Duplicate Question Detector
A Machine Learning Model to Detect Duplicate Questions
When: December 2022 Where: CMPT 732 (course-project)
"
Hands down the most exciting part of my first term at SFU. This project was my first foray into applied machine learning and it was equal parts challenging and rewarding.
"
We developed two machine learning models (based off StackOverflow data) to address the issue of duplicate questions on public Q/A forums:
Using feature engineering, and sentence encoders we developed a model that can identify if ANY two questions are similar.
We developed a querying interface* which, given a user question, could fetch similar questions from the StackOverflow dataset.

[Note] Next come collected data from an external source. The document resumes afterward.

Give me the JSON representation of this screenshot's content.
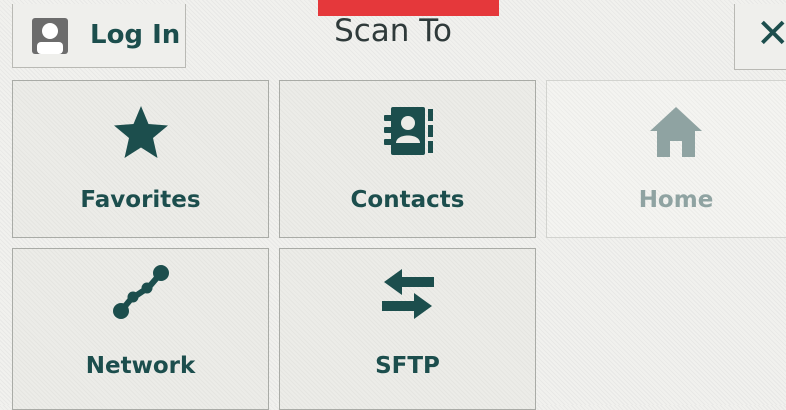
{
  "header": {
    "login_label": "Log In",
    "title": "Scan To",
    "close_glyph": "✕"
  },
  "tiles": [
    {
      "label": "Favorites",
      "icon": "star-icon",
      "enabled": true
    },
    {
      "label": "Contacts",
      "icon": "address-book-icon",
      "enabled": true
    },
    {
      "label": "Home",
      "icon": "home-icon",
      "enabled": false
    },
    {
      "label": "Network",
      "icon": "network-icon",
      "enabled": true
    },
    {
      "label": "SFTP",
      "icon": "transfer-arrows-icon",
      "enabled": true
    }
  ],
  "colors": {
    "accent": "#1c4e4d",
    "disabled": "#8fa3a2",
    "alert": "#e5383b"
  }
}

Some of the technologies used throughout the project
Flowchart of design process: data extraction and visualization to model training
What was my role?
Data visualization and analysis: performing analysis on preprocessed and processed StackOverflow dataset to understand the distribution of questions and any inherent biases in the data.
Feature engineering: testing multiples features (word count, shared words, fuzzy ratio, etc.) to evaluate their efficacy in distinguishing similar and dissimilar questions.
Is difference in question length a good indicator of how similar (True) or dissimilar (False) two questions are? Short answer: No.
Analyzing the distribution of questions in the dataset. We have primarily unique (# occurences = 1) questions.